Austen scanned the waves, and indeed spied the other two ships—tiny dots—now that Mr. Glover had advised him of their existence. At their present distance, his unaided eyes could not confirm the flag colors of any of the vessels. “French?”
“Mais oui.” Mr. Glover grinned. “The closest three, at least.”
Austen could not help returning the smile. The Petterel routinely encountered merchantmen, Spanish ships, and an occasional Dutch vessel, but the only thing more satisfying than destroying a French ship was capturing it.
“And the other two?”
“I could not discern.”
He took the glass from his lieutenant so that he could study the convoy for himself. The telescope caught the glare of sunlight glancing off the bay before he settled its view on the two clusters of sails. Two barques and a ketch sped along at the fore. “The farther ships appear to be a corvette and a xebec,” he said.
“I thought so, as well, though I was not entirely confident at this distance.”
“Keep a close watch on all five. Were I a gambling man, I would wager the corvette and xebec are French, too, pe
rhaps part of the convoy.” Austen handed the glass back to Mr. Glover. “Surely the nearest three have sighted us by now. Have they changed speed or altered course?”
“They show no signs of concern,” Mr. Glover said. “We are close enough to shore that they might take us for a friendly vessel.”
“Very good.” That had been Austen’s intent. Though the Petterel had spent most of the autumn and winter cruising near Minorca, presently the sloop patrolled the Bay of Marseilles with the Mermaid, a thirty-two-gun frigate captained by Robert Oliver. Last evening, Oliver had directed Austen to keep the Petterel close to shore so as to block the brig’s path round Cape Croisette and deceive other enemy ships that happened along. It was a tactic Austen had used on previous occasions with great success—his record of enemy vessels captured or destroyed was already impressive—but it was not without risk. Nature guarded the coast with rocks, while Napoleon defended it with batteries.
“They might simply pass us by,” Mr. Glover said.
“They might.” French ships tended to concentrate on completing their missions rather than deviate to pursue unexpected opportunities—which was why Britain, not the Republic, dominated the seas. “If we allow them.”
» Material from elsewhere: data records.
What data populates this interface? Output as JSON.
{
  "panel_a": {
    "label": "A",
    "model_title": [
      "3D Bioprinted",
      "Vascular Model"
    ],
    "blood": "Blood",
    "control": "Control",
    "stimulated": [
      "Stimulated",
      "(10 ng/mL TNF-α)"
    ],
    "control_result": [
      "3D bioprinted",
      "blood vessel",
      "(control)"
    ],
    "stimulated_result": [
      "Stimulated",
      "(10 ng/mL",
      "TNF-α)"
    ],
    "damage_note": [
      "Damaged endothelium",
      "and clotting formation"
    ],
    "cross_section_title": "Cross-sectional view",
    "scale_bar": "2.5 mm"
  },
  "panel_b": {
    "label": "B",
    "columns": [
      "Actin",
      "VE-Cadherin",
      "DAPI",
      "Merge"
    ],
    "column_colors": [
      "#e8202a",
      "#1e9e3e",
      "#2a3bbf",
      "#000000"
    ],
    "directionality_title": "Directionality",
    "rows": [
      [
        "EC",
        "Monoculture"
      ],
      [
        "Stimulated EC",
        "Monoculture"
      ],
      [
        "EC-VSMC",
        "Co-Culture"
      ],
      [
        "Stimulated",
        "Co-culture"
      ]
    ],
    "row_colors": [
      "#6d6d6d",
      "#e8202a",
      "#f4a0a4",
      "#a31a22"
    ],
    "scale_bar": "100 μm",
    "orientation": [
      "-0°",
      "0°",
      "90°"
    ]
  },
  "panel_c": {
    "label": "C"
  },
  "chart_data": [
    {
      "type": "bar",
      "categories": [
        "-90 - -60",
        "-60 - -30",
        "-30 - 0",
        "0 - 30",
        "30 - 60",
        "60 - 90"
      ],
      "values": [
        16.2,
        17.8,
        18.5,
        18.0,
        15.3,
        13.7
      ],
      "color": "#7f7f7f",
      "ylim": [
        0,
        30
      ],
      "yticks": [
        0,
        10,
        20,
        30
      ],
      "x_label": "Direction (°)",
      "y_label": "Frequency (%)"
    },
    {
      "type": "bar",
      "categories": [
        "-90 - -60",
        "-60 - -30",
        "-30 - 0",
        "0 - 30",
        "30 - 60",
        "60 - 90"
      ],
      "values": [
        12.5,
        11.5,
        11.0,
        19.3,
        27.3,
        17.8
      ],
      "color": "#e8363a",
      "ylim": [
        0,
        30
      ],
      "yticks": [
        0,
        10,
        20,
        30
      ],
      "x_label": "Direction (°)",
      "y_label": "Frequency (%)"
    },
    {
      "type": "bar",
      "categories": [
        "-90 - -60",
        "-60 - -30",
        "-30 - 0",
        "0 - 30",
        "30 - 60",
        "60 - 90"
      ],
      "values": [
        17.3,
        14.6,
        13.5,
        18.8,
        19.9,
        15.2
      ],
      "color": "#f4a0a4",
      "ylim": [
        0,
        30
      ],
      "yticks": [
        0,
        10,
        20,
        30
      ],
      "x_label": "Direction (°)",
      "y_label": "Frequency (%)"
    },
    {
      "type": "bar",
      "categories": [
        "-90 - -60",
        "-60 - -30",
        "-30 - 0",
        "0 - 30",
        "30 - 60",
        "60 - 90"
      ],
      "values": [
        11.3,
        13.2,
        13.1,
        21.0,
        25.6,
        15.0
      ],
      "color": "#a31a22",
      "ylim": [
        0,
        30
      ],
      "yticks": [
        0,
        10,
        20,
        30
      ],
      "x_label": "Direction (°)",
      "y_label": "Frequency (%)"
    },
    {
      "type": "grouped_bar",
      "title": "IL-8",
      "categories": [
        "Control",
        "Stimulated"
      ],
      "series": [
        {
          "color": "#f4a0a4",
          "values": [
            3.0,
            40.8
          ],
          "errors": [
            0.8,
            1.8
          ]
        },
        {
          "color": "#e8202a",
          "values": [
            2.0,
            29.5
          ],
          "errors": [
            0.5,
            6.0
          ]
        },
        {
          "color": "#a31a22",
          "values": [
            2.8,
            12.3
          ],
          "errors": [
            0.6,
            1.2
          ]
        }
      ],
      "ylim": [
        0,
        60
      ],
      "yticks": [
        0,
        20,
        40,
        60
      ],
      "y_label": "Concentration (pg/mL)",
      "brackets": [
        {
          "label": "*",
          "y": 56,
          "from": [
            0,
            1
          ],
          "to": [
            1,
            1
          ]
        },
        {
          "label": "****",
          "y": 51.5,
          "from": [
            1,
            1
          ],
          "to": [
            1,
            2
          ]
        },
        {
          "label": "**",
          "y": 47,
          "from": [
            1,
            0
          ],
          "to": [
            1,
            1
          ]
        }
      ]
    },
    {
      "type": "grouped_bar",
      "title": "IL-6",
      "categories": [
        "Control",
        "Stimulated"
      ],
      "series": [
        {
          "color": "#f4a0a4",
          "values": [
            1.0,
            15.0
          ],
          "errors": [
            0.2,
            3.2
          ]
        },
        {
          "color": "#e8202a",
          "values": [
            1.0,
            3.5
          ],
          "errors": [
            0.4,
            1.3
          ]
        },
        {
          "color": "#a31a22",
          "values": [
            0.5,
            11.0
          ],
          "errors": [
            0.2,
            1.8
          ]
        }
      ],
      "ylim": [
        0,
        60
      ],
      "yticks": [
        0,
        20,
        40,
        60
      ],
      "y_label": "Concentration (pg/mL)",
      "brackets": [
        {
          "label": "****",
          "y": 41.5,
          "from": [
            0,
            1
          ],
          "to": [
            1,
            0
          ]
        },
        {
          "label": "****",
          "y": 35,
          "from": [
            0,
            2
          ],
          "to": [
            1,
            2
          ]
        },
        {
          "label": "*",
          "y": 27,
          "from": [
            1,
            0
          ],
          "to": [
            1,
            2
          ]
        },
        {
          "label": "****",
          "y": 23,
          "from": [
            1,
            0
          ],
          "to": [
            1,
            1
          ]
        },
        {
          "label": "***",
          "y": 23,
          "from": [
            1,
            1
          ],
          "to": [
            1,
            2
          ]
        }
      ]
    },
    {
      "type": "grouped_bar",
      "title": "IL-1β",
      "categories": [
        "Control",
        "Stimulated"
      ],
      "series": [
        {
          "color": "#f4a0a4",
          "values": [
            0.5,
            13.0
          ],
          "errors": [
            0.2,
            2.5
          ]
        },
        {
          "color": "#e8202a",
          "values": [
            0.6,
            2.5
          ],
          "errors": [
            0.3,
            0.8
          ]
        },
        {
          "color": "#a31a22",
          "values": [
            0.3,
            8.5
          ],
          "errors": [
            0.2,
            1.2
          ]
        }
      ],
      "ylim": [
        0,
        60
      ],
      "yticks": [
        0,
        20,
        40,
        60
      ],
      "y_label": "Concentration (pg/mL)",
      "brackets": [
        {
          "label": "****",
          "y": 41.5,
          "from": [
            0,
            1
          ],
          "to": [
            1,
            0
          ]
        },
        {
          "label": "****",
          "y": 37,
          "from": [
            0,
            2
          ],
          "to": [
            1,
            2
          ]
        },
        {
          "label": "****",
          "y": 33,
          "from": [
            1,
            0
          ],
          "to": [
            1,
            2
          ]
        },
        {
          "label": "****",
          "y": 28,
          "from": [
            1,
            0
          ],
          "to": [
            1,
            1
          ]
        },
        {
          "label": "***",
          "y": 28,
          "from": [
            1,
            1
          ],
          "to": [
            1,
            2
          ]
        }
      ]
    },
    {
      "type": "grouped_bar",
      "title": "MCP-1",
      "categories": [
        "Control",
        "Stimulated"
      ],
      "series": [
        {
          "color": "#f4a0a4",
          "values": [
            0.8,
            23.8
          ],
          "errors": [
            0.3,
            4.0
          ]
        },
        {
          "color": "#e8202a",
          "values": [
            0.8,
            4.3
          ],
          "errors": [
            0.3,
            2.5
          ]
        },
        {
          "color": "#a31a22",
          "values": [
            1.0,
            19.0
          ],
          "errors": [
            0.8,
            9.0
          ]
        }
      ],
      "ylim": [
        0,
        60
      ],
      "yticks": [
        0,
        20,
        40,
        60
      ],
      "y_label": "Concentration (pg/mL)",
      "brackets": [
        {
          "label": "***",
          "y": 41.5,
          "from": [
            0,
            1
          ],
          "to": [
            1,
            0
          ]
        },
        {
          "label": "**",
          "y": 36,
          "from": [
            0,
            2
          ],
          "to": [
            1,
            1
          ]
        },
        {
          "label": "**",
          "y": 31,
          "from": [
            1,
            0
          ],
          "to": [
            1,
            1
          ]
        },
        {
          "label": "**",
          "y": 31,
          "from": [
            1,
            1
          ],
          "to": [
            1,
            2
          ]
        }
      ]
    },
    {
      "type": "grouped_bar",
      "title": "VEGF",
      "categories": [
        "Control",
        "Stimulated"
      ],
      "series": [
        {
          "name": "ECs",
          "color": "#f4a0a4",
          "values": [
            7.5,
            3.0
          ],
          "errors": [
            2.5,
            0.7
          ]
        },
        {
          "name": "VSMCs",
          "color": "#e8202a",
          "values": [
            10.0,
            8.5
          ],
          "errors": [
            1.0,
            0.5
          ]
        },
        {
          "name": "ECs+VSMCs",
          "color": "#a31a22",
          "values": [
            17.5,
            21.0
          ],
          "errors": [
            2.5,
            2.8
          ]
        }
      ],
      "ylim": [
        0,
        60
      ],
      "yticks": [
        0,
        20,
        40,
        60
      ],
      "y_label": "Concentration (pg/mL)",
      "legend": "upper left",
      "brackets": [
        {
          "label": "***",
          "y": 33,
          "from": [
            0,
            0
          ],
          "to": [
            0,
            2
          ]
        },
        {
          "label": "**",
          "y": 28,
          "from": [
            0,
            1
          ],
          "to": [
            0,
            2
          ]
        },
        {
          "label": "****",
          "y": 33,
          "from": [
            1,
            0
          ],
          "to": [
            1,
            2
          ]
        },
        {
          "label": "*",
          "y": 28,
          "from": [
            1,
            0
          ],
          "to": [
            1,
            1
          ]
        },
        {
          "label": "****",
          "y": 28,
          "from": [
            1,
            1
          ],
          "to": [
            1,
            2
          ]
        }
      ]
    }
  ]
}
Austen studied the convoy, which grew larger as the distance between them closed. The barques would offer little, if any, resistance; they might not even be armed. When attacked, most small vessels—indeed, most French vessels in general—attempted to outrun their pursuers. If part of a convoy, they took themselves out of the way and left the fight to the larger ships assigned to protect them. The ketch was a greater source of concern. If the heavier two-masted vessel proved to be merely a cargo carrier, it might not put up much of a struggle, but that type of craft was sometimes used as a bomb-ship.
The more distant xebec and corvette would definitely mount a defense, and together might even seize the initiative and attack the Petterel first—especially with the weather gage to their benefit. The xebec probably carried half a dozen guns firing six-pound shot. The corvette would be armed similarly to the Petterel, with fourteen or more six-pounders, and perhaps a couple heavier guns.